Eerste dagen Taipei

Chiang Kai-shek Memorial

Baoan-tempel

We hebben twee bijzondere dagen achter de rug.

Op dag 1 dompelen we ons onder in de cultuur. We bezoeken Chiang Kai-shek’s Memorial Hall, een gigantisch groot gebouw aan een dito plein. Het hoogtepunt is het wisselen van de wacht. In de grootste hal voor het beeld van Chiang, staat aan weerszijden een wacht in vol ornaat en met geweer. Ik dacht werkelijk dat het beelden waren, totdat ik zag dat een suppoost de mannen met een vochtige doek kwam bevochtigen en het zweet van het gezicht wiste. Dan is er weer een uur voorbij en worden de mannen ververst. De verse mannen worden in een tergend langzaam, maar superstrak geregisseerd, stappenpatroon in de richting van de andere guards gebracht. Die komen, ook even strak en synchroom, van hun sokkel en marcheren op dezelfde manier naar hun verlossers. Dan volgt een rituele “wisseltruc”, zo strak van choreografie -met veel hakkengekletter en gewerengezwaai- dat Barry Stevens er jaloers op zou zijn. Dit ritueel duurt ongeveer een kwartier, zodat de guards nu nog maar 3 kwartier onbeweeglijk hoeven te blijven staan nadat hun helmen waterpas gezet zijn en hun jasjes en broeken zijn rechtgetrokken door de suppoost, waarna hij hen elk kwartier met een vochtige lap komt opfrissen. Het is gedurende dat kwartier doodstil in de zaal: iedere toeschouwer respecteert het schouwspel.

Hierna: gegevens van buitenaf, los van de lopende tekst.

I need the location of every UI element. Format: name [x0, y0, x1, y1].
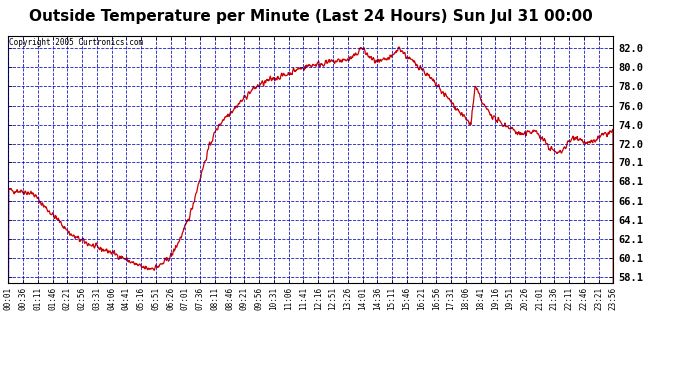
Text: 07:36: 07:36 [196, 287, 205, 310]
Text: 18:06: 18:06 [462, 287, 471, 310]
Text: 08:46: 08:46 [225, 287, 234, 310]
Text: 16:56: 16:56 [432, 287, 441, 310]
Text: 20:26: 20:26 [520, 287, 529, 310]
Text: 13:26: 13:26 [343, 287, 352, 310]
Text: 02:21: 02:21 [63, 287, 72, 310]
Text: Copyright 2005 Curtronics.com: Copyright 2005 Curtronics.com [9, 38, 143, 46]
Text: 11:41: 11:41 [299, 287, 308, 310]
Text: 17:31: 17:31 [446, 287, 455, 310]
Text: 06:26: 06:26 [166, 287, 175, 310]
Text: 04:41: 04:41 [122, 287, 131, 310]
Text: 18:41: 18:41 [476, 287, 485, 310]
Text: 16:21: 16:21 [417, 287, 426, 310]
Text: 19:51: 19:51 [506, 287, 515, 310]
Text: 19:16: 19:16 [491, 287, 500, 310]
Text: 02:56: 02:56 [77, 287, 86, 310]
Text: 15:46: 15:46 [402, 287, 411, 310]
Text: 22:46: 22:46 [580, 287, 589, 310]
Text: 12:51: 12:51 [328, 287, 337, 310]
Text: 04:06: 04:06 [107, 287, 116, 310]
Text: 03:31: 03:31 [92, 287, 101, 310]
Text: 14:36: 14:36 [373, 287, 382, 310]
Text: 11:06: 11:06 [284, 287, 293, 310]
Text: Outside Temperature per Minute (Last 24 Hours) Sun Jul 31 00:00: Outside Temperature per Minute (Last 24 … [28, 9, 593, 24]
Text: 15:11: 15:11 [388, 287, 397, 310]
Text: 09:56: 09:56 [255, 287, 264, 310]
Text: 10:31: 10:31 [270, 287, 279, 310]
Text: 14:01: 14:01 [358, 287, 367, 310]
Text: 21:36: 21:36 [550, 287, 559, 310]
Text: 01:11: 01:11 [33, 287, 42, 310]
Text: 00:01: 00:01 [3, 287, 13, 310]
Text: 22:11: 22:11 [564, 287, 573, 310]
Text: 07:01: 07:01 [181, 287, 190, 310]
Text: 05:51: 05:51 [151, 287, 160, 310]
Text: 08:11: 08:11 [210, 287, 219, 310]
Text: 23:56: 23:56 [609, 287, 618, 310]
Text: 01:46: 01:46 [48, 287, 57, 310]
Text: 05:16: 05:16 [137, 287, 146, 310]
Text: 12:16: 12:16 [314, 287, 323, 310]
Text: 00:36: 00:36 [19, 287, 28, 310]
Text: 21:01: 21:01 [535, 287, 544, 310]
Text: 09:21: 09:21 [240, 287, 249, 310]
Text: 23:21: 23:21 [594, 287, 603, 310]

Dan gaan we naar de Tempel van Confucius. Wat een rust, wat een sobere schoonheid. We komen ook nog in een theater terecht met een 4-D film over de deugden van Confucius. Vlak voor we de tempel verlaten komen we in een ruimte waar een vrijwilliger een soort  grote boekenlegger voorziet van een door ons gekozen wens. Ik kies “geluk” en Peter “alles gaat goed”. Wij maken een praatje en na afloop krijgen we als cadeautje nog een extra mee met Confucius erop. Ik ben daar heel blij mee!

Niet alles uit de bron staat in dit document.